One of the main reasons I hadn’t bought a place so far was that it would have cost me well over what I was paying in rent in monthly mortgage, etc. payments to buy a condo. I’m sure some bank would have been willing to give me a 5% down mortgage with good credit, but I wouldn’t have been comfortable with how tight my budget would have been given what the monthly payments would have been. At least even if banks start requiring more substantial down payments, the monthly installments on the balance will be lower. That, combined with falling real estate prices, may make home ownership actually affordable for more people who have behaved themselves financially. :: fingers crossed ::

If you are a 1st time homebuyer, your city or county may have some nice help programs for you.

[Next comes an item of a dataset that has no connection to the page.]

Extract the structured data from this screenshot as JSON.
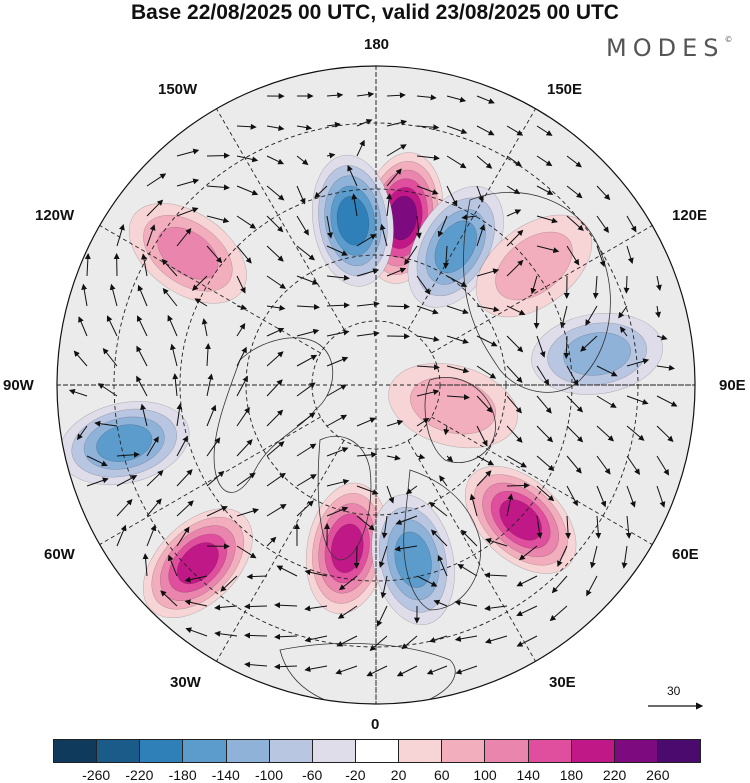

I am, but I’m not buying anything just yet. I’d been covering basically all the expenses for both of us for the past year, until my BF got a job, so things have been rather tight. (Plus I am about to kill off the last bit of credit card debt in the next couple of months.) We would both like to have some kind of savings cushion in addition to a down payment, plus neither of us thinks the housing market has bottomed out yet, and I don’t think it will for at least a year or maybe two (confirmed by a fund manager friend of mine - even he is not ready to buy a place just yet for that reason, and he just had his second kid).

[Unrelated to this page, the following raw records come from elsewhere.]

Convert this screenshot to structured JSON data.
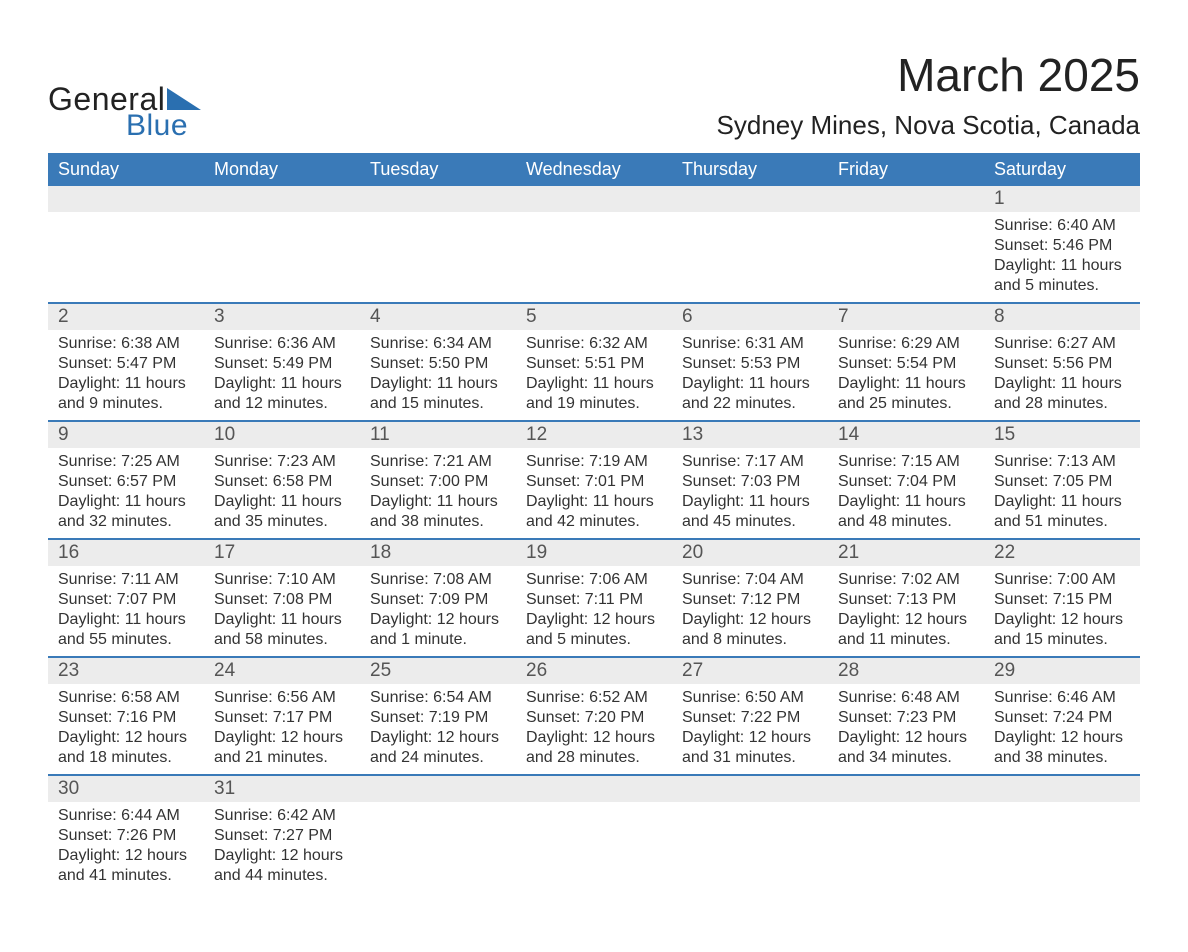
{
  "logo": {
    "text1": "General",
    "text2": "Blue"
  },
  "title": "March 2025",
  "location": "Sydney Mines, Nova Scotia, Canada",
  "colors": {
    "header_bg": "#3a7ab8",
    "header_text": "#ffffff",
    "separator": "#3a7ab8",
    "daynum_bg": "#ececec",
    "text": "#222222",
    "logo_blue": "#2a6fb0"
  },
  "weekdays": [
    "Sunday",
    "Monday",
    "Tuesday",
    "Wednesday",
    "Thursday",
    "Friday",
    "Saturday"
  ],
  "weeks": [
    [
      null,
      null,
      null,
      null,
      null,
      null,
      {
        "n": "1",
        "sr": "Sunrise: 6:40 AM",
        "ss": "Sunset: 5:46 PM",
        "d1": "Daylight: 11 hours",
        "d2": "and 5 minutes."
      }
    ],
    [
      {
        "n": "2",
        "sr": "Sunrise: 6:38 AM",
        "ss": "Sunset: 5:47 PM",
        "d1": "Daylight: 11 hours",
        "d2": "and 9 minutes."
      },
      {
        "n": "3",
        "sr": "Sunrise: 6:36 AM",
        "ss": "Sunset: 5:49 PM",
        "d1": "Daylight: 11 hours",
        "d2": "and 12 minutes."
      },
      {
        "n": "4",
        "sr": "Sunrise: 6:34 AM",
        "ss": "Sunset: 5:50 PM",
        "d1": "Daylight: 11 hours",
        "d2": "and 15 minutes."
      },
      {
        "n": "5",
        "sr": "Sunrise: 6:32 AM",
        "ss": "Sunset: 5:51 PM",
        "d1": "Daylight: 11 hours",
        "d2": "and 19 minutes."
      },
      {
        "n": "6",
        "sr": "Sunrise: 6:31 AM",
        "ss": "Sunset: 5:53 PM",
        "d1": "Daylight: 11 hours",
        "d2": "and 22 minutes."
      },
      {
        "n": "7",
        "sr": "Sunrise: 6:29 AM",
        "ss": "Sunset: 5:54 PM",
        "d1": "Daylight: 11 hours",
        "d2": "and 25 minutes."
      },
      {
        "n": "8",
        "sr": "Sunrise: 6:27 AM",
        "ss": "Sunset: 5:56 PM",
        "d1": "Daylight: 11 hours",
        "d2": "and 28 minutes."
      }
    ],
    [
      {
        "n": "9",
        "sr": "Sunrise: 7:25 AM",
        "ss": "Sunset: 6:57 PM",
        "d1": "Daylight: 11 hours",
        "d2": "and 32 minutes."
      },
      {
        "n": "10",
        "sr": "Sunrise: 7:23 AM",
        "ss": "Sunset: 6:58 PM",
        "d1": "Daylight: 11 hours",
        "d2": "and 35 minutes."
      },
      {
        "n": "11",
        "sr": "Sunrise: 7:21 AM",
        "ss": "Sunset: 7:00 PM",
        "d1": "Daylight: 11 hours",
        "d2": "and 38 minutes."
      },
      {
        "n": "12",
        "sr": "Sunrise: 7:19 AM",
        "ss": "Sunset: 7:01 PM",
        "d1": "Daylight: 11 hours",
        "d2": "and 42 minutes."
      },
      {
        "n": "13",
        "sr": "Sunrise: 7:17 AM",
        "ss": "Sunset: 7:03 PM",
        "d1": "Daylight: 11 hours",
        "d2": "and 45 minutes."
      },
      {
        "n": "14",
        "sr": "Sunrise: 7:15 AM",
        "ss": "Sunset: 7:04 PM",
        "d1": "Daylight: 11 hours",
        "d2": "and 48 minutes."
      },
      {
        "n": "15",
        "sr": "Sunrise: 7:13 AM",
        "ss": "Sunset: 7:05 PM",
        "d1": "Daylight: 11 hours",
        "d2": "and 51 minutes."
      }
    ],
    [
      {
        "n": "16",
        "sr": "Sunrise: 7:11 AM",
        "ss": "Sunset: 7:07 PM",
        "d1": "Daylight: 11 hours",
        "d2": "and 55 minutes."
      },
      {
        "n": "17",
        "sr": "Sunrise: 7:10 AM",
        "ss": "Sunset: 7:08 PM",
        "d1": "Daylight: 11 hours",
        "d2": "and 58 minutes."
      },
      {
        "n": "18",
        "sr": "Sunrise: 7:08 AM",
        "ss": "Sunset: 7:09 PM",
        "d1": "Daylight: 12 hours",
        "d2": "and 1 minute."
      },
      {
        "n": "19",
        "sr": "Sunrise: 7:06 AM",
        "ss": "Sunset: 7:11 PM",
        "d1": "Daylight: 12 hours",
        "d2": "and 5 minutes."
      },
      {
        "n": "20",
        "sr": "Sunrise: 7:04 AM",
        "ss": "Sunset: 7:12 PM",
        "d1": "Daylight: 12 hours",
        "d2": "and 8 minutes."
      },
      {
        "n": "21",
        "sr": "Sunrise: 7:02 AM",
        "ss": "Sunset: 7:13 PM",
        "d1": "Daylight: 12 hours",
        "d2": "and 11 minutes."
      },
      {
        "n": "22",
        "sr": "Sunrise: 7:00 AM",
        "ss": "Sunset: 7:15 PM",
        "d1": "Daylight: 12 hours",
        "d2": "and 15 minutes."
      }
    ],
    [
      {
        "n": "23",
        "sr": "Sunrise: 6:58 AM",
        "ss": "Sunset: 7:16 PM",
        "d1": "Daylight: 12 hours",
        "d2": "and 18 minutes."
      },
      {
        "n": "24",
        "sr": "Sunrise: 6:56 AM",
        "ss": "Sunset: 7:17 PM",
        "d1": "Daylight: 12 hours",
        "d2": "and 21 minutes."
      },
      {
        "n": "25",
        "sr": "Sunrise: 6:54 AM",
        "ss": "Sunset: 7:19 PM",
        "d1": "Daylight: 12 hours",
        "d2": "and 24 minutes."
      },
      {
        "n": "26",
        "sr": "Sunrise: 6:52 AM",
        "ss": "Sunset: 7:20 PM",
        "d1": "Daylight: 12 hours",
        "d2": "and 28 minutes."
      },
      {
        "n": "27",
        "sr": "Sunrise: 6:50 AM",
        "ss": "Sunset: 7:22 PM",
        "d1": "Daylight: 12 hours",
        "d2": "and 31 minutes."
      },
      {
        "n": "28",
        "sr": "Sunrise: 6:48 AM",
        "ss": "Sunset: 7:23 PM",
        "d1": "Daylight: 12 hours",
        "d2": "and 34 minutes."
      },
      {
        "n": "29",
        "sr": "Sunrise: 6:46 AM",
        "ss": "Sunset: 7:24 PM",
        "d1": "Daylight: 12 hours",
        "d2": "and 38 minutes."
      }
    ],
    [
      {
        "n": "30",
        "sr": "Sunrise: 6:44 AM",
        "ss": "Sunset: 7:26 PM",
        "d1": "Daylight: 12 hours",
        "d2": "and 41 minutes."
      },
      {
        "n": "31",
        "sr": "Sunrise: 6:42 AM",
        "ss": "Sunset: 7:27 PM",
        "d1": "Daylight: 12 hours",
        "d2": "and 44 minutes."
      },
      null,
      null,
      null,
      null,
      null
    ]
  ]
}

Except the markets are open today And doing quite nicely, thanks to Paulson deciding to invest in the banks (up > 550).

I agree that those of us who save and have no debt are going to get some good deals. There are going to be immense sales for Christmas, for instance, because people are cutting back. I also agree this might scare people into living on their incomes, not on their credit cards. Card debt has actually decreased, and the credit lines for people with debt are being cut.

But it is a real problem. There are legitimate business uses of debt, for instance for inventory, and state uses, such as revenue anticipation bonds, and the freeze is hurting this. It is not just a media scare story.

The NY Times has a nice interactive graphic showing how this latest downturn compares to all the others. As they put it, “the current bear market is already among the worst in history”.

You might be surprised at how few people actually have $3500 to put down on a car. The SOP for many people has been to buy a new car every few years, sometimes with no equity at all in their trade-in, just rolling each car loan into the next.

I was reading an article about the tough times for car dealerships, and it mentioned some weekend sales event where they had to keep turning people away if they couldn’t come up with $1000 for a down payment. Pretty much any car that runs is worth $1000, so that means they had no savings, and either had no car, or had 0 equity (or worse) in it.

We received this message this morning from the company president:

I’ve had a rough five years. There have been some positives, but many negatives as well. It’s left me a little gun-shy, even though I like my job and there’s lots of work. I hope ‘some growth’ continues.

As for my 401ks, I’m not looking at them. I looked at one a few weeks ago, and it was down 20%. No use looking at it really, as I have a couple of decades before I can touch it. I should get some advice on the current one. It seems a very good time to use my contributions (and the matching funds) to buy stock.